Expert Perspectives on Novel Treatment Options for Atherosclerotic Cardiovascular Disease and Hypercholesterolemia - Episode 9
Health care experts discuss use of older agents to control atherosclerotic cardiovascular disease (ASCVD) and hypercholesterolemia in certain patient populations.
Yehuda Handelsman, MD: Let's move forward. Another drug that we have available is bile acid sequestrants, which have been used since the 1990s. They lost a lot of their luster because other drugs like statins became much more popular. Colesevelam is a recent—20 years, is still recent— drug that we use. It's better than the older one as it is much more tolerated. It also has impact on glucose and is approved to reduce glucose, but it’s not used as much because 6 large pills are not fun to drink; to drink it now you can put it in a shake or something. It's modest, but if they're truly statin intolerant, they do a combination of orals, and they don't want an injectable, it's a nice addition that we have. Do you want to touch on niacin? People don't like to use it.
Erin D. Michos, MD, MHS: Yeah, niacin's fallen out of favor. It lowers LDL [low-density lipoproteins] and lipoprotein-a, and it raises HDL [high-density lipoprotein], but it has not been shown to reduce major adverse cardiovascular events on top of a statin, and it has a lot of side effects, making it difficult to tolerate. In a trial, there were increased rates of mortality; although it wasn't statistically significant, there was this concern signal for harm. Because of that and because we have now so many other agents to lower LDL, it has fallen out of favor.
Handelsman: Is anybody else still using it?
Christie Ballantyne, MD: I have patients that I still have on niacin because they've responded well to it, but it's way down the list now. It's something when everything else has failed you would consider it, but in general, if they can't tolerate the other therapies, there's no way they can tolerate niacin.
Handelsman: I still use it here and there because of what Erin said, it can get some added impact on LDL, triglyceride, and…but it's really come out of it. Let's look at some other drugs. Fenofibrate is also approved for LDL reduction beyond triglyceride. We tend to forget it. Do you like fenofibrate, Paul?
Paul S. Jellinger, MD, MACE: I used to like fenofibrate, I'm fond of them, but I wouldn't say I like them. I'm OK with them. Fenofibrates are triglyceride-lowering agents that are effective, they're probably our best triglyceride-lowering agents, even more potent than high dose omega fish oils. They have the reputation of not having convincing evidence that there will be reduced cardiovascular outcomes with all the trials that have been done using them. When you look at all 5 major fenofibrate trials on secondary analysis, patients who had high triglycerides and low HDL had a cardiac outcome benefit, which is a statistically significant reduction in outcomes. However, it was only in those patients with metabolic syndrome, where triglycerides were elevated, and HDL was low. The subgroup analysis is positive but the primary outcome is not. We're not sure what fibrates really do. I use them when I need to lower triglycerides in conjunction with omega fish oils as a very powerful combination. I was using it until omega fish oils come out with the powerful REDUCE-IT study, and with those patients in the secondary analysis, high triglycerides, low HDL, to reduce cardiovascular outcomes.
Handelsman: I still believe in the lower everything, the better, so I like triglycerides to be low. Especially because we know that starting at 70, 80 of triglycerides is like moving the size of LDL from the larger to the smaller dents; by 135, that's usually where the change was done by studies by…at the time. We would often use it, and I'll have you, Matt, discuss it soon. In the REDUCE-IT, 135 was the trigger for risk, if a patient had 320 and you gave them a fish oil, omega 3 or the other fish oil, and it brings them down to 260, are they not going to still be at-risk long term? We don't know that of course, but the potential may be there.
Michos: In population-based studies like ERIC, the risk for increased cardiovascular events starts at 50-200, and then once you get above a certain level of triglycerides, the risk flattens out; risk starts increasing in levels that we consider normal triglycerides.

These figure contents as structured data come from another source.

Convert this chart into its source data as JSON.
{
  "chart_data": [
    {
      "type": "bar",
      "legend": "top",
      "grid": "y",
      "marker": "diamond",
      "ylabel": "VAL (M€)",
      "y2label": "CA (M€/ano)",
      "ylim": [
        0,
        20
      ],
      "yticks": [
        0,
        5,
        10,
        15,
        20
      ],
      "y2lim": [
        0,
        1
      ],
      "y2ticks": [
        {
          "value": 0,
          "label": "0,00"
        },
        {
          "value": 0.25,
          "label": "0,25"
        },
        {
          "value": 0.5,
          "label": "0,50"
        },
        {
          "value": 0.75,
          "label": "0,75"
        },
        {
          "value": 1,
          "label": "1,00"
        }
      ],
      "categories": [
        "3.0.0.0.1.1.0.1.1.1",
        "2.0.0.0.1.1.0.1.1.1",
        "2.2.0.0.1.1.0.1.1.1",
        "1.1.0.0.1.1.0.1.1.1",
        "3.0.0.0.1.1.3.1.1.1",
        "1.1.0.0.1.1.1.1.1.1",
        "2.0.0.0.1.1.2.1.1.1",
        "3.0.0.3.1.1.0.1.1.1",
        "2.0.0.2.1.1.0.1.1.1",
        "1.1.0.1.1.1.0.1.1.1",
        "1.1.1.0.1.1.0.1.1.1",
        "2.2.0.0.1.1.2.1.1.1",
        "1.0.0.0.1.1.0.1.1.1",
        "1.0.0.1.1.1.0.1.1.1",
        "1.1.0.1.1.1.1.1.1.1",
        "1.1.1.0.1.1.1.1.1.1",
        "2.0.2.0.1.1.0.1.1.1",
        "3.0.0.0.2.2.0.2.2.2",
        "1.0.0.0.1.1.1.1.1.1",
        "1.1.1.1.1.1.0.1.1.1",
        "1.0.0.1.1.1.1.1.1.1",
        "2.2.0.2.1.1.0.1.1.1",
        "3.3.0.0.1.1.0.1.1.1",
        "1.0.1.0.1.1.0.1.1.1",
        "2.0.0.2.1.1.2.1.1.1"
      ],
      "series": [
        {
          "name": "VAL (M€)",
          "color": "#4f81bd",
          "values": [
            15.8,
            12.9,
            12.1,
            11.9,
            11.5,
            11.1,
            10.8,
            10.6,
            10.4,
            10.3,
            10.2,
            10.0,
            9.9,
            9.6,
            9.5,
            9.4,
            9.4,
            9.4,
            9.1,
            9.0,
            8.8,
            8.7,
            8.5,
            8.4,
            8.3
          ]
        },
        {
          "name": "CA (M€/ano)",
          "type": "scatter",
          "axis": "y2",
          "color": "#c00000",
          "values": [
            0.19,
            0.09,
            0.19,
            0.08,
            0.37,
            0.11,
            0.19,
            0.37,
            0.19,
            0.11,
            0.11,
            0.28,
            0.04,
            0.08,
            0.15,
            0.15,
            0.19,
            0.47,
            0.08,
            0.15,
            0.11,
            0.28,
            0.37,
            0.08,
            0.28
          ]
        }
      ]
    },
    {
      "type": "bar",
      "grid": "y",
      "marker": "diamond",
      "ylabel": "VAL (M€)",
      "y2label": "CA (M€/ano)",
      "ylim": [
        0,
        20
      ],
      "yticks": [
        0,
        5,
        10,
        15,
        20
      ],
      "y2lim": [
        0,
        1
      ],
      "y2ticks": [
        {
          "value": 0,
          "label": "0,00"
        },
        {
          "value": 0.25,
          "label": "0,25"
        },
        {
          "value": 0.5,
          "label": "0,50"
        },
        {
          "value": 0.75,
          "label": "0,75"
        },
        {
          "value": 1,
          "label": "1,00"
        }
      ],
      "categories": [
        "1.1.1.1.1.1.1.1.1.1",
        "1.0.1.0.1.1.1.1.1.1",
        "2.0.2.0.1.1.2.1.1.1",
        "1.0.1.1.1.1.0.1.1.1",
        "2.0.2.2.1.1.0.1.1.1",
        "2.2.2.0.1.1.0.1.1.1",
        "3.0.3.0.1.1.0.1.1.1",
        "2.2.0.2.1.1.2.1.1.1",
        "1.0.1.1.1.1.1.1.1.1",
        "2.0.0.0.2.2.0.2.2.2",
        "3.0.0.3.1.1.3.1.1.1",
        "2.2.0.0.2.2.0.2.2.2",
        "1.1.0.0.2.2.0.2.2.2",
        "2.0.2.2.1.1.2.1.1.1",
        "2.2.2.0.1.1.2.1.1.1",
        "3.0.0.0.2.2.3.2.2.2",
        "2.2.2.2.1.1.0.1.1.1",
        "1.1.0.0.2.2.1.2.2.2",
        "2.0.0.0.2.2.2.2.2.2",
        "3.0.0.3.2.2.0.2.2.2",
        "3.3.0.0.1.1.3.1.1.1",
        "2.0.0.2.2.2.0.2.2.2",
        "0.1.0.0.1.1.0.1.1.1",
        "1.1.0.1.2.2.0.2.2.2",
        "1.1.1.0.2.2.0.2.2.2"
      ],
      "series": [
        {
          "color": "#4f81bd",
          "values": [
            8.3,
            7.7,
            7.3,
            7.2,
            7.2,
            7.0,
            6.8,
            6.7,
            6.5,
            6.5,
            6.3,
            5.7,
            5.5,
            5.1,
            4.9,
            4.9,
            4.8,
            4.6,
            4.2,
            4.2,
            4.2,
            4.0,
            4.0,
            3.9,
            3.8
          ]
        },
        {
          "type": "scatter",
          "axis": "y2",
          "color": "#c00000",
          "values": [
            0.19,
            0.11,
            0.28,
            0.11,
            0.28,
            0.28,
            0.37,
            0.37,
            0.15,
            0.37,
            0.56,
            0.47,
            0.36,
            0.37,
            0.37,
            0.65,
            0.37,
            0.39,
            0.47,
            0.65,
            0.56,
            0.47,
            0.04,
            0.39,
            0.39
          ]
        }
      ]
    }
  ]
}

Michos: There is still one large cardiovascular outcome trial of a fibrate ongoing, Pemafibrate, the trial's called PROMINENT. We haven't completely abandoned the idea of fibrates for cardiovascular disease prevention. I'm looking forward to seeing the results of that trial.
Matthew J. Budoff, MD: To your point, that's studying the population that Paul described, to get into that trial you have to be high triglycerides, low HDL. That will study those subgroups that you described.
Ballantyne: Although fenofibrate alone can lower LDL, if you add it to a high-intensity statin, it does not give further LDL reduction. In the label before, they took that out of it. We did the studies with fenofibric acid, which was very disappointing in that, for the patient not on statin, you get LDL but once you're on a high-intensity statin…
Handelsman: Also the triglyceride is not high, a high triglyceride it will not reduce the LDL.
Ballantyne: Yeah, it does not. Pemafibrate had some recent data that didn't look like it did much for…on top of that.